LinuxQuestions.org

LinuxQuestions.org (/questions/)
-   Linux - Newbie (https://www.linuxquestions.org/questions/linux-newbie-8/)
-   -   text indexing program (https://www.linuxquestions.org/questions/linux-newbie-8/text-indexing-program-612825/)

gawain 01-11-2008 05:55 AM

text indexing program
 
Hi everybody.

I'm looking for a program (better if from command line) which can index the words in a txt file associating them with the page number: for instance
pages
------
word1 - 1,4,6
word2 - 5,9,23
word3 - 7,,44,88

Thanks for any help

matthewg42 01-11-2008 06:02 AM

How would you define pages in a plaintext file?

gawain 01-11-2008 07:24 AM

Thanks for aswering

Quote:

How would you define pages in a plaintext file?
I didn't think of it. I just have pdf files which I have turned into txt files via pdftotext (from command line): the PDF layout has been preserved and the number page has been inserted as text in the txt file.

So, I guess that there is no way out to my original question? And If I want to index all the words in the pages I need to change the format of the file?
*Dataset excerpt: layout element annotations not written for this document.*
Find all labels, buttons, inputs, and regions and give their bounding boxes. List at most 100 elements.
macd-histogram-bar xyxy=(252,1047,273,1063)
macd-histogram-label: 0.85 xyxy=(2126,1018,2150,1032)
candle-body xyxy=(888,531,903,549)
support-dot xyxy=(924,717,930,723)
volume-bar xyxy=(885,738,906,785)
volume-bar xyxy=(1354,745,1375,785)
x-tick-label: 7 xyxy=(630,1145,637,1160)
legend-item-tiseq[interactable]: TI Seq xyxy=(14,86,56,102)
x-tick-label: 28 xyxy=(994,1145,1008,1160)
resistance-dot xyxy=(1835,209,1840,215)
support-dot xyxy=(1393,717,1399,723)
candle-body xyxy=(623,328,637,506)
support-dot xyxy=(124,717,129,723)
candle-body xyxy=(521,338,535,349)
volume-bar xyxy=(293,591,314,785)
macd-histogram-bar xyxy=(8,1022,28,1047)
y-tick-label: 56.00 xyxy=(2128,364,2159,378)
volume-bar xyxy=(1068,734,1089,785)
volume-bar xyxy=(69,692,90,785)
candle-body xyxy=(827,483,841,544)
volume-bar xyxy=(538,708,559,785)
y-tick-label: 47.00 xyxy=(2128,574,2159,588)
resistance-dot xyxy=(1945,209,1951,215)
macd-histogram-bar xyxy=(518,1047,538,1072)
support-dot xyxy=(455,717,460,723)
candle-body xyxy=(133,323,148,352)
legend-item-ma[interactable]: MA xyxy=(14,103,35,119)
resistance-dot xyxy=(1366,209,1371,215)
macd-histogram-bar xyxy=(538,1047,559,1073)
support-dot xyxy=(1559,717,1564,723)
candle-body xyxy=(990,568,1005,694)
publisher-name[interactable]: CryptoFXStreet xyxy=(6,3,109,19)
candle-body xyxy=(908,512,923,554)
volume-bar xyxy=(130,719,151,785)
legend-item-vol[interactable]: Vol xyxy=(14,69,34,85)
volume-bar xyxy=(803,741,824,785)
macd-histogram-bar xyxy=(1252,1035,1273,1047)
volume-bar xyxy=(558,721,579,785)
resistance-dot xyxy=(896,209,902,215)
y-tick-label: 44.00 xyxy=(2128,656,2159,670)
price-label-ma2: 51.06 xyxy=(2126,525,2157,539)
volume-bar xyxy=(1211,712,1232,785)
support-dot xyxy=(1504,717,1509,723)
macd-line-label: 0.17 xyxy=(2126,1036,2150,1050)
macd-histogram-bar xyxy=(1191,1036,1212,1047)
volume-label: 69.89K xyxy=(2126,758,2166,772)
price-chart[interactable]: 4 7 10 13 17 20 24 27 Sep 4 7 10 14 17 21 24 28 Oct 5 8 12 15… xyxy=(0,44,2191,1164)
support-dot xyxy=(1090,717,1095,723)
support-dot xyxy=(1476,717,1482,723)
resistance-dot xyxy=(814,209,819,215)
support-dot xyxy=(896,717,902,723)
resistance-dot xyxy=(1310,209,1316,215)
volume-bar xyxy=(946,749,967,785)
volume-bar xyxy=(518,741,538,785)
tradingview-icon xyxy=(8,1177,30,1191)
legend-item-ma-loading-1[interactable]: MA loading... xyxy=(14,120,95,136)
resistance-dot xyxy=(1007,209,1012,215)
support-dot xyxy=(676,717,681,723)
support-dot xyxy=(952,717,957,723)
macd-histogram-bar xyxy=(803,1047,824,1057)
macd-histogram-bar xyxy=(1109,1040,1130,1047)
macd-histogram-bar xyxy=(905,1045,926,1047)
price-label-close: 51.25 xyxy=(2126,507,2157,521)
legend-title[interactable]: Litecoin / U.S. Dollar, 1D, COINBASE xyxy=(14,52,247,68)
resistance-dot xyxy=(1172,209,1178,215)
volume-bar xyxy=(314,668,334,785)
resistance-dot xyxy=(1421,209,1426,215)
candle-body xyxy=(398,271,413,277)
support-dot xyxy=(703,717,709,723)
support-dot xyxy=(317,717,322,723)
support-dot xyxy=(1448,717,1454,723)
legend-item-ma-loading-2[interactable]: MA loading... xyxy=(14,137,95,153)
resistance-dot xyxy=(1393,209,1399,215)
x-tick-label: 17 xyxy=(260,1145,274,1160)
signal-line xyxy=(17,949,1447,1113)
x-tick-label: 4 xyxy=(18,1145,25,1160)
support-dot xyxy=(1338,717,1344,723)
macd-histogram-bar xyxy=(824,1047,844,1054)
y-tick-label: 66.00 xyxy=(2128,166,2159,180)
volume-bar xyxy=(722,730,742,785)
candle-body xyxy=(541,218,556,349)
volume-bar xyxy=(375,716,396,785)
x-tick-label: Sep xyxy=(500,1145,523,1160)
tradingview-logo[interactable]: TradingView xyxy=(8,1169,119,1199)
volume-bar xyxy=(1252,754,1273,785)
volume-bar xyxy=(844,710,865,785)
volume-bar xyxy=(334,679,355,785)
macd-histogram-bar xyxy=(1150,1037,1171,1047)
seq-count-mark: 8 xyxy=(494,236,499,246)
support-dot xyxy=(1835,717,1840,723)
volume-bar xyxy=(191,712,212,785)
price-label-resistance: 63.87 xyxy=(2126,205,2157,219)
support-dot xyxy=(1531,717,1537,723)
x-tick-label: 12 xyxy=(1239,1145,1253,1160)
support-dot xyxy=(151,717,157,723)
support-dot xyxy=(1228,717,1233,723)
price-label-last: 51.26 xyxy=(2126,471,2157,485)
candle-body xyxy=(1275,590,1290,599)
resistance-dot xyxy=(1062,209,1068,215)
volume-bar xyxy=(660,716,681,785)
matthewg42 01-11-2008 08:00 AM

There may be a control character inserted into the text file at the end of each page, in which case a program could easily determine the page number using that. There is an ASCII code for it, named FF (form feed, hex value 0C, octal 014). You can insert a FF in vim using control-L.

If your text files have this character at the end of each page, you could write a very quick Perl script to do your indexing, something like this:
Code:

#!/usr/bin/perl

use warnings;
use strict;

my $page_number = 1;
my %idx;

while(<>) {
        for my $word ( split(/\s+/) ) {
                $idx{$word}{$page_number} = 1;
        }
        $page_number++ if ( /\014/ );
}

foreach my $word (sort keys %idx) {
        printf "%-20s ", $word;
        print comma_sep(sort {$a <=> $b} keys %{$idx{$word}});
        print "\n";
}

sub comma_sep {
        my $ret = "";
        foreach (@_) { $ret .= $_ . ", "; }
        chop $ret;
        chop $ret;
        return $ret;
}

This assumes the FF character is at the END of a line (or on a line of it's own), and that you want to index all non-blank words. It would be easy to implement some filtering of that to index... just add an if clause to the value which sets idx values.

gawain 01-11-2008 09:41 AM

Thanks a lot but ... that's too beautiful to be true!

It's my first perl script

From Command line and from the directory of the perl script and txt file I run: perl perl_script.pl (I hope the extension should be right; I have checked it out). But nothing happens: for, how do I insert the file to be indexed?

matthewg42 01-12-2008 05:54 AM

First you need to make the script file executable:
Code:

chmod 755 perl_script.pl
And then you can run it like any other program. Presumably the script file's directory is not in your PATH, and maybe the current directory is not in your PATH (this is good practise). You can call it by explicitly saying "./filename", where . means "current directory". In perl the <> operator will read input from standard input, or from files named on the command like. Either of these will work for a text file called "input.txt":
Code:

./perl_script.pl input.txt
./perl_script.pl < input.txt

The second example using shell re-direction to pass the input via the standard input file handle.

gawain 01-12-2008 09:23 AM

Grand.

Let me offer yoy a Guiness when you come to Rome.

One last thing, if you don't mind: I've saved - after a few tries - the output like this

Quote:

./perl_scrit.pl input.txt | cat > output.txt
It should be OK because I got the words and the pages, but maybe there is a more orthodox way to grab the output.

Thanks again

matthewg42 01-12-2008 10:40 AM

All cat does is read standard input and write to standard output. You can accomplish the same thing like this:
Code:

./perl_scrit.pl input.txt > output.txt
You'll end up with the same thing, but with one less process invoked, and the related pipe overhead.

gawain 01-14-2008 05:50 AM

Thanks a lot


All times are GMT -5. The time now is 02:26 AM.